Role Voice type Premiere cast, 17 October 1861[3]
(Conductor: Jacques Offenbach)
Boudinet tenor Desmonts
Chilpéric tenor Pierre-Armand Potel
Plumoiseau tenor Jean-Paul
Sempronia soprano Mlle Gervais

Synopsis

A modest room, at the time of Louis XV

Boudinet reads a letter from his old friend the apothecary Plumoiseau in La Palisse. Boudinet has agreed as a gesture of goodwill to marry his daughter Sempronia to Plumoiseau's promising son neither of whom have met. It is the day of the wedding and he awaits the bride's hairdresser, and the bridegroom.

The hairdresser Chilpéric arrives, Boudinet mistaking him for the bridegroom, complimenting and offering him dinner but not allowing him to see the bride. While Boudinet goes to check the final preparations of the ceremony, Chilpéric alone, in a Romance, muses on a girl with the most beautiful hair he once met in Carpentras. When Sempronia enters looking for the hairdresser, they recognise each other but she takes him to be the young apothecary. At which point the real apothecary Plumoiseau arrives, Boudinet castigating him for his lateness and telling him that the wedding could not go ahead without him ... The four express their differing feelings in an ensemble. Despite his inability to do so, Plumoiseau is told to go with Sempronia and do the bride's hair. After more confusion between the father and hairdresser, Sempronia rushes in, her hair a mess, complaining about the supposed hairdresser who has broken her tortoise-shell comb. Chilpéric volunteers to restore her coiffure and they go out. Boudinet and Plumoiseau have a furious argument, the father angry that his daughter's hair is not yet ready, the intended bridegroom for being treated so roughly by his father's old friend.

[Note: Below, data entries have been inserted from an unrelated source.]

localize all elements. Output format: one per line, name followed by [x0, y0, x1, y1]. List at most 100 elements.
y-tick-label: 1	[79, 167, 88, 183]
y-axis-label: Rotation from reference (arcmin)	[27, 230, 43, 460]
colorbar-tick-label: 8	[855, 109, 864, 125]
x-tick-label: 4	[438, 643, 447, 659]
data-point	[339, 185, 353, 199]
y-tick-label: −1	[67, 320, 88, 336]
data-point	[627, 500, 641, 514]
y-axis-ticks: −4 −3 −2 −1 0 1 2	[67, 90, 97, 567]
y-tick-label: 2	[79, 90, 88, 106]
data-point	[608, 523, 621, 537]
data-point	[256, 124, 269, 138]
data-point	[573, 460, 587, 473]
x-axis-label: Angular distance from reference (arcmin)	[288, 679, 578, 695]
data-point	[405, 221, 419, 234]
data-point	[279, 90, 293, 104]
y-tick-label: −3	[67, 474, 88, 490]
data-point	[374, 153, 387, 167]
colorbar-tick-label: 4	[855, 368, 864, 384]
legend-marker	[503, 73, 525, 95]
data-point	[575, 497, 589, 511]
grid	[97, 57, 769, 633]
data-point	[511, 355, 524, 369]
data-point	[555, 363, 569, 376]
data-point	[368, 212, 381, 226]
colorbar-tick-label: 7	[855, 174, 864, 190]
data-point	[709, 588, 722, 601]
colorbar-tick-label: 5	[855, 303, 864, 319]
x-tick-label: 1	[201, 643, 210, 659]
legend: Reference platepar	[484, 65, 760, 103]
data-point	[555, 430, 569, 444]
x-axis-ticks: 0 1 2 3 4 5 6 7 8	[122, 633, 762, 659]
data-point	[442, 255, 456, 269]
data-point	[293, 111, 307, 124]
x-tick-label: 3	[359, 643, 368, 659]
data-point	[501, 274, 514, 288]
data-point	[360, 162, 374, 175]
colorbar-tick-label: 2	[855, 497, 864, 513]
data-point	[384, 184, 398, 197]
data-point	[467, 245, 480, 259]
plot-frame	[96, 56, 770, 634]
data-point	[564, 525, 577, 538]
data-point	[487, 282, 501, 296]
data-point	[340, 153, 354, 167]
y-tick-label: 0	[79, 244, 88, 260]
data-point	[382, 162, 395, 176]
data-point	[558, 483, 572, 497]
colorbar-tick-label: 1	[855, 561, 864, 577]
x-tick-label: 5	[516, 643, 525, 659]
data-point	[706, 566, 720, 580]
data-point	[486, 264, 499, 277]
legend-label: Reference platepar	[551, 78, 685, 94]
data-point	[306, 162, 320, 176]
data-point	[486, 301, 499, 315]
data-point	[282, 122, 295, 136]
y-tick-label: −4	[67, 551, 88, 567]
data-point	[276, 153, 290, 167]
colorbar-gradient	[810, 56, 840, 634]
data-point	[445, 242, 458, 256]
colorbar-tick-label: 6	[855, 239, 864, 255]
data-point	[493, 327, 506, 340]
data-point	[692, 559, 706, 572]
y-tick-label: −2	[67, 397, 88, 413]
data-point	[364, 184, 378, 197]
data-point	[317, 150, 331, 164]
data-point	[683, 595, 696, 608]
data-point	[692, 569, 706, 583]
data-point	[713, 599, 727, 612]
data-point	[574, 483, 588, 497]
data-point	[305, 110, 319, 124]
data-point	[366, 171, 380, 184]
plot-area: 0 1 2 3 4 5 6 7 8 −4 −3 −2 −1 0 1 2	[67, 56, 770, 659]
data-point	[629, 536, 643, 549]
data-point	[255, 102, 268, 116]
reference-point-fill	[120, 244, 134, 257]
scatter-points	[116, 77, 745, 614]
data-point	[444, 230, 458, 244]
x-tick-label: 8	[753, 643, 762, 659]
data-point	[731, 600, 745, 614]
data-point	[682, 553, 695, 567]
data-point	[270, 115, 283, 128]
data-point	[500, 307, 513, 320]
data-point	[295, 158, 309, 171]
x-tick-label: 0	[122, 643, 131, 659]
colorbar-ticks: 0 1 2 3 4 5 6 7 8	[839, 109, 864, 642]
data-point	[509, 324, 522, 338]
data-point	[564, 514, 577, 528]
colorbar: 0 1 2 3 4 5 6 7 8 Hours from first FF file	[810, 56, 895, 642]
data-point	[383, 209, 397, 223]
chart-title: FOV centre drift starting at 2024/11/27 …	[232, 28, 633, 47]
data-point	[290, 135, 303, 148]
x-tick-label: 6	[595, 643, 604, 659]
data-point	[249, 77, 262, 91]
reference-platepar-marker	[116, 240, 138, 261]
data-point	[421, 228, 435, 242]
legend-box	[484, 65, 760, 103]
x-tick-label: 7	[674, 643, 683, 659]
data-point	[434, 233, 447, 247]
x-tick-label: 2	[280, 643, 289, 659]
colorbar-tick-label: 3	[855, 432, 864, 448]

Sempronia re-enters during the uproar, and after more confusion she intervenes: Chilpéric is the man she fell for while staying in the countryside. Boudinet refuses to back down from giving her away to a Plumoiseau. On hearing this Chilpéric reveals that his family name is also Plumoiseau, in fact he is a cousin of the pharmacist's son – and the two embrace and decide to go out and have a meal together. But Boudinet summons them back and agrees to the marriage of Sempronia and the hairdresser – with the apothecary in attendance.

References

Notes
  1. Lamb, Andrew. Jacques Offenbach (work list). In: The New Grove Dictionary of Opera. Macmillan, London and New York, 1997.
  2. Faris, Alexander. Jacques Offenbach. Faber and Faber Limited, London, 1980, p90-92.
  3. Yon, Jean-Claude. Jacques Offenbach. Éditions Gallimard, Paris, 2000, p262.
  4. Performance search, Boosey & Hawkes web site Retrieved 4 August 2013.